Help make town hedgehog friendly

I know hedgehogs are around and about in Newbury Road as they’ve left evidence on the front lawn and by the back gate. Until recently I hadn’t set eyes on the culprit(s).

Many gardens are enclosed, preventing hedgehogs having a much-needed thoroughfare for their night-time foraging. A few weeks back we cut out a hole in the garden gate, created two hedgehog nesting sites, left out food, and waited. We suspected hedgehog activity as the food had been eaten, dishes upturned, areas in the flower border flattened, and once again there was that evidence, now on the back lawn.

As I stepped out of my back door the other night to investigate, torch in hand, I almost trod on a huge beast of a hedgehog. S/he curled up and played dead until I went away, and then went about its usual hedgehog business, snuffling and shuffling around the garden.

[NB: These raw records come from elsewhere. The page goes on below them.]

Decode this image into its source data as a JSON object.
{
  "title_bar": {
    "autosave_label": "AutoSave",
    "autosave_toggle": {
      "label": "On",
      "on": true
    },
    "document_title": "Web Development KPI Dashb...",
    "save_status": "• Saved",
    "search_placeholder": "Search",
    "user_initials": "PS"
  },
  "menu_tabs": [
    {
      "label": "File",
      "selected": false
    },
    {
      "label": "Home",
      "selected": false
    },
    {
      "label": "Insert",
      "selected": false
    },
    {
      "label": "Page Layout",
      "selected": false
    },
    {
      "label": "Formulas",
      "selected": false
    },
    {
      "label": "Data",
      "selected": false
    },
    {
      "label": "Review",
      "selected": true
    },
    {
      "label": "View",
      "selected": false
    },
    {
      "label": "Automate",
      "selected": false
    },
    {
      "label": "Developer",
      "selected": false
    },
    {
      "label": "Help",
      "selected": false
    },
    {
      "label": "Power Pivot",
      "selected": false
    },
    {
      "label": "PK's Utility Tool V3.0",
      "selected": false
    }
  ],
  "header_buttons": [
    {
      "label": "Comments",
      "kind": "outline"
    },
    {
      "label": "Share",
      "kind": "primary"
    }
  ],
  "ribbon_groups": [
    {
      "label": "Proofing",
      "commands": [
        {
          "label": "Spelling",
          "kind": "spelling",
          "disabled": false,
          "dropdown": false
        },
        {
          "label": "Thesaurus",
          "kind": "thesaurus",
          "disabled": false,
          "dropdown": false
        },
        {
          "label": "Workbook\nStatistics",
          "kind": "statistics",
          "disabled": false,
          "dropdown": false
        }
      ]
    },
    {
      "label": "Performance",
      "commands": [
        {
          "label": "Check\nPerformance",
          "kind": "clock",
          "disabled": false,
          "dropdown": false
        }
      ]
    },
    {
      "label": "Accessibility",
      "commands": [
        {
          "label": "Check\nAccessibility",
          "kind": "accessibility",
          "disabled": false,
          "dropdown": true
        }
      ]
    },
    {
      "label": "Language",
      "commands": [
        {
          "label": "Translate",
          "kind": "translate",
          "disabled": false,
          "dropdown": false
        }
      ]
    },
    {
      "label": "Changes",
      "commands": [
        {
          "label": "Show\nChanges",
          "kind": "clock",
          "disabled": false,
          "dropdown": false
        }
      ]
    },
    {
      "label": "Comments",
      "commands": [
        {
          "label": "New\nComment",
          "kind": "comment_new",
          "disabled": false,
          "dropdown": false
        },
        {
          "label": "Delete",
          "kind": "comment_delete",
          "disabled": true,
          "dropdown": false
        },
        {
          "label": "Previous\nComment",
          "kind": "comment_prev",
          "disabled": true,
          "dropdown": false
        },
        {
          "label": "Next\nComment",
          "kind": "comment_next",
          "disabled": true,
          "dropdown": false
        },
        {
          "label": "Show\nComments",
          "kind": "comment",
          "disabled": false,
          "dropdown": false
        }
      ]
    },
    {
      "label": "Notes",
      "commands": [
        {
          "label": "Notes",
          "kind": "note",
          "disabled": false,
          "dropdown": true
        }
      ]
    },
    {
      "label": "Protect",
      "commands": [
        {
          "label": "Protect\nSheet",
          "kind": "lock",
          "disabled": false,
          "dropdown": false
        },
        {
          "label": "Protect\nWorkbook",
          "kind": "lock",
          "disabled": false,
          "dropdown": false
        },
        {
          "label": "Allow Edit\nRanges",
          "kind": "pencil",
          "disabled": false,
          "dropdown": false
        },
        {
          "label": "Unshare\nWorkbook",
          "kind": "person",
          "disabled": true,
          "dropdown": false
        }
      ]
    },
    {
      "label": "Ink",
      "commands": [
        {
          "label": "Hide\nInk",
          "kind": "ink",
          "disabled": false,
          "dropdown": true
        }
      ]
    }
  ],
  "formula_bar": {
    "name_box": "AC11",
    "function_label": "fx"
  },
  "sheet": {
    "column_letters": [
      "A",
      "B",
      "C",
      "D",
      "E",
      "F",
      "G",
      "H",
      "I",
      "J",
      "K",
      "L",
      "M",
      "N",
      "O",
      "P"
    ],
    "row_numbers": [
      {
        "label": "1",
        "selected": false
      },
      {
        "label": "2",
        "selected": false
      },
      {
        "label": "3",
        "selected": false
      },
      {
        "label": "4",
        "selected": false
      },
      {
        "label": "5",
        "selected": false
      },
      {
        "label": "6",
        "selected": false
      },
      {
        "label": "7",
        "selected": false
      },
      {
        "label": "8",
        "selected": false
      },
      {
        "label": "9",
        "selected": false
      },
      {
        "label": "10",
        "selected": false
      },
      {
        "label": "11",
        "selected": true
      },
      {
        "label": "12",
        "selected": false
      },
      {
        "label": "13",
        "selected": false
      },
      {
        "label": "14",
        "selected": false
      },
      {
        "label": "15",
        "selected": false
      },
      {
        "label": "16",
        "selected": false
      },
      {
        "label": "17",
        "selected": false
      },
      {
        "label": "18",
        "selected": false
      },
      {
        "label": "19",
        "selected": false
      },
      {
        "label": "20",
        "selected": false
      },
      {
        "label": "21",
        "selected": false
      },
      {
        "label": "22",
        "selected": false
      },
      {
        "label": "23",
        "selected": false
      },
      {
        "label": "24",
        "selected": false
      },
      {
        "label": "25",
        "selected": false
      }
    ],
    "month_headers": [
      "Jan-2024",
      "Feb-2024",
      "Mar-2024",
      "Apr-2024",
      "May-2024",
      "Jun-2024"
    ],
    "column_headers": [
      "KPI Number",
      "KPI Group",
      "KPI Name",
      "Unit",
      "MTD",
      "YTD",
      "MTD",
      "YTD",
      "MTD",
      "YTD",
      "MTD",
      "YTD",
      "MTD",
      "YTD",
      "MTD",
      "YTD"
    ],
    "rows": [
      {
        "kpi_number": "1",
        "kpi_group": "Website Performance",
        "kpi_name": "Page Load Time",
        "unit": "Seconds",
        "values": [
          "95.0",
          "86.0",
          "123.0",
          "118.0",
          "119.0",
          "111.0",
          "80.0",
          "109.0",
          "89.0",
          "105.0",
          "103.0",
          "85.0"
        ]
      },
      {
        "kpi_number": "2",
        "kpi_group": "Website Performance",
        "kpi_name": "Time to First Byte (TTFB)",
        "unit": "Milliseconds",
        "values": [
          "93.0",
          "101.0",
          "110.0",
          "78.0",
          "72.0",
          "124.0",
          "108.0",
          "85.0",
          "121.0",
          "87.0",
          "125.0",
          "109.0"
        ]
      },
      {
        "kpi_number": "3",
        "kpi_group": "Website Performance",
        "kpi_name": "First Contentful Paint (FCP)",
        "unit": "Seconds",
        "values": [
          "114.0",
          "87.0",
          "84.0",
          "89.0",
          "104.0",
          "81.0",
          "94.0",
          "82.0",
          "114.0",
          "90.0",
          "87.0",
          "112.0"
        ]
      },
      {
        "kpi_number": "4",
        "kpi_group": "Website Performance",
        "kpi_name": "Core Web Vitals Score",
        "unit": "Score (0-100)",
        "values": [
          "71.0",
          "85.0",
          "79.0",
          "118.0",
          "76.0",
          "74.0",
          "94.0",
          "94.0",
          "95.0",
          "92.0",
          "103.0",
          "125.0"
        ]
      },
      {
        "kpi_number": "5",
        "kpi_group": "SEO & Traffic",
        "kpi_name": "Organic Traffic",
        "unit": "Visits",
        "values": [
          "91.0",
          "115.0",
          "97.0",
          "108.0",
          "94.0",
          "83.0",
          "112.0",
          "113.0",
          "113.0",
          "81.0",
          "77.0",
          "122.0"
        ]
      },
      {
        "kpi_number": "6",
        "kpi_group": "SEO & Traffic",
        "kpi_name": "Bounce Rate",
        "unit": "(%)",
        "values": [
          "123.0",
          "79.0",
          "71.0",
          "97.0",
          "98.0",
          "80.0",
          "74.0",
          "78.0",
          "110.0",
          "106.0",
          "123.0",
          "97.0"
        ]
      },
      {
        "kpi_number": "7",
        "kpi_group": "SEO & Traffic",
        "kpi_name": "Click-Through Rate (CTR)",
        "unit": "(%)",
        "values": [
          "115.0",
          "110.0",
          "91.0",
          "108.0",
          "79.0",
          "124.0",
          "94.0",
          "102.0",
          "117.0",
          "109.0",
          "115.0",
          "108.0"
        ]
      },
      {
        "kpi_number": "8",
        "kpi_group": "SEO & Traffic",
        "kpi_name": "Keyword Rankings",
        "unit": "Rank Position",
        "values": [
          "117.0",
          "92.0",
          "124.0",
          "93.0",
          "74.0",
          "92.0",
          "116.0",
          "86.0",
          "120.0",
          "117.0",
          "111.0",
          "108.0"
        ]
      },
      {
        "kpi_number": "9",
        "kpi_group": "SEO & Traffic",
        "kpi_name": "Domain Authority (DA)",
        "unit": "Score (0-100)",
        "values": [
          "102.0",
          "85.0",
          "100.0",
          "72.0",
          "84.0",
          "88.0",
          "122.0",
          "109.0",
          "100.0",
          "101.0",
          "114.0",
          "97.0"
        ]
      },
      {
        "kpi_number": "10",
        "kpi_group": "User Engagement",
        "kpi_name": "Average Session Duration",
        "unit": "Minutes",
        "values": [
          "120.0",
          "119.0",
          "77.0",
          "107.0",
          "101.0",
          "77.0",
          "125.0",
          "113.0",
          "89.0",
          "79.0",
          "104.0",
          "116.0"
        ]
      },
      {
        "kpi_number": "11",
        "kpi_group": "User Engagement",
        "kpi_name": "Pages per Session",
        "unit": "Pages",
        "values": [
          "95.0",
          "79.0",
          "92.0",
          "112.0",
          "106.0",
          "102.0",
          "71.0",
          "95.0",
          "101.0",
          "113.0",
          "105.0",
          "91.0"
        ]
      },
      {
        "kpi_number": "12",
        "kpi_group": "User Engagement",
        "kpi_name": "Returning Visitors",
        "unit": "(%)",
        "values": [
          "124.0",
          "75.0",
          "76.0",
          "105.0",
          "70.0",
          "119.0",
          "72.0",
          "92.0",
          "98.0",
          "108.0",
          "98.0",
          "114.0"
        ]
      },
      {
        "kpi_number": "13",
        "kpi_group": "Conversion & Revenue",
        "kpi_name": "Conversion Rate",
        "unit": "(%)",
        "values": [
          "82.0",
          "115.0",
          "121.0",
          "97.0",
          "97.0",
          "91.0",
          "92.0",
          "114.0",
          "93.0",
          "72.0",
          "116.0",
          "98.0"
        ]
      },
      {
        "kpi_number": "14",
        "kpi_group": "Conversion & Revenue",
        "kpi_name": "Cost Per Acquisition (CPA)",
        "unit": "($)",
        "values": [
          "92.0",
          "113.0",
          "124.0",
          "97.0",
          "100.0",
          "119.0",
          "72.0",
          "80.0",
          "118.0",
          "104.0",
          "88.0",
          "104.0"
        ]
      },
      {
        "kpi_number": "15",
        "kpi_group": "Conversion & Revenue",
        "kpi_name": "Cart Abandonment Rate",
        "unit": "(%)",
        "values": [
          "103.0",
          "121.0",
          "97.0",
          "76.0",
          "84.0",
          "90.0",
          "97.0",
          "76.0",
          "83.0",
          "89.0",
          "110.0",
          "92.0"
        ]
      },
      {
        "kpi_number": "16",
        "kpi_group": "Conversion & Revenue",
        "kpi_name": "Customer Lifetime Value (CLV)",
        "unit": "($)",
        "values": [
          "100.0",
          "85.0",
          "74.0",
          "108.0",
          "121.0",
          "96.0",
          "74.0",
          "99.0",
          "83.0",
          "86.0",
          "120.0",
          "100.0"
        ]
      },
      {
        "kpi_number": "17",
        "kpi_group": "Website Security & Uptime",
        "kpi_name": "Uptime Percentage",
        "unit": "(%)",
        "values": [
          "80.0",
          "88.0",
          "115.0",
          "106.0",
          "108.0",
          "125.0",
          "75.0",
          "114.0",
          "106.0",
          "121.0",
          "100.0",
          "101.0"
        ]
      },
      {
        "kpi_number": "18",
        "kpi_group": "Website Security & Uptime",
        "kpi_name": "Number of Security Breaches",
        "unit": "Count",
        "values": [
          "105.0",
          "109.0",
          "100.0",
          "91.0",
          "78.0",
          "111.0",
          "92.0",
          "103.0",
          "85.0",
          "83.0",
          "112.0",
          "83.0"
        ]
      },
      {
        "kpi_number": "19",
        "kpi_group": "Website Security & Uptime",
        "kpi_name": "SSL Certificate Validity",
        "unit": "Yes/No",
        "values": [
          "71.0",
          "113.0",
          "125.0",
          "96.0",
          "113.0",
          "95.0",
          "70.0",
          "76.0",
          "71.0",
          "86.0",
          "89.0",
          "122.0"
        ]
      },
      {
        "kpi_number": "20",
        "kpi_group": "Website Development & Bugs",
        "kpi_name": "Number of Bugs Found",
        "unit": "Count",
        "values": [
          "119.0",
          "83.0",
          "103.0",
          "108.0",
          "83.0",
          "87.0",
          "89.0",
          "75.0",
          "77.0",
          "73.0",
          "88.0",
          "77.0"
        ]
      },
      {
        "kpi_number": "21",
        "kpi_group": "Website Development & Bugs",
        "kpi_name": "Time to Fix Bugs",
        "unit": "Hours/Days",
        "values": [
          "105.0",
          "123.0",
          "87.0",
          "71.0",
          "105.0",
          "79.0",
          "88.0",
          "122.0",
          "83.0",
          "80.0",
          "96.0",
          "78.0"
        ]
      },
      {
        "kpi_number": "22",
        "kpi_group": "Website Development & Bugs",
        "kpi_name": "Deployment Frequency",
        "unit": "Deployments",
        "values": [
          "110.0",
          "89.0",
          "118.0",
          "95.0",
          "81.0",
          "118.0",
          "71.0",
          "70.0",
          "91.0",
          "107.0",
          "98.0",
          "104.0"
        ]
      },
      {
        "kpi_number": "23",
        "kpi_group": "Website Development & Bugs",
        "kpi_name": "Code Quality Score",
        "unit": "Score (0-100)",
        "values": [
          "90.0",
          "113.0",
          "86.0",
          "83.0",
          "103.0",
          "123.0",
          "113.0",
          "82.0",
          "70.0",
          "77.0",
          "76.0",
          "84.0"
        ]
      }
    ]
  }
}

Our suspicions had been confirmed. Better still, two nights later, THREE hedgehogs found their way through the hole in the gate into the garden.

We leave out plenty of hedgehog-friendly snacks, clean drinking water, and wait in eager anticipation to see our prickly visitors.

St Annes is already on the map as a prime holiday destination.

It would be fantastic if, with the cooperation of residents, schools and businesses, St Annes became renowned for being a safe haven for hedgehogs.

Sadly hedgehogs are an endangered species. Only with our help will they survive and thrive.

Sue Massey

Newbury Road

St Annes

POLITICS

General election more than Brexit

IThis election is about more than the Brexit debate. It’s about so many other things.

Our health: How the NHS is struggling to give us the treatment we need. Our children’s education: The funding gap between what schools need and what they actually get. The housing crisis: So many people can’t find somewhere to live that they can afford.

The environment: How many people are suffering from air pollution, how we can keep up with our energy needs without spoiling the planet. Jobs: Lots of people are working in jobs that won’t pay their everyday bills.

Let’s not have a one-issue election. Let’s ask the politicians how they’re going to answer all these questions about our everyday lives.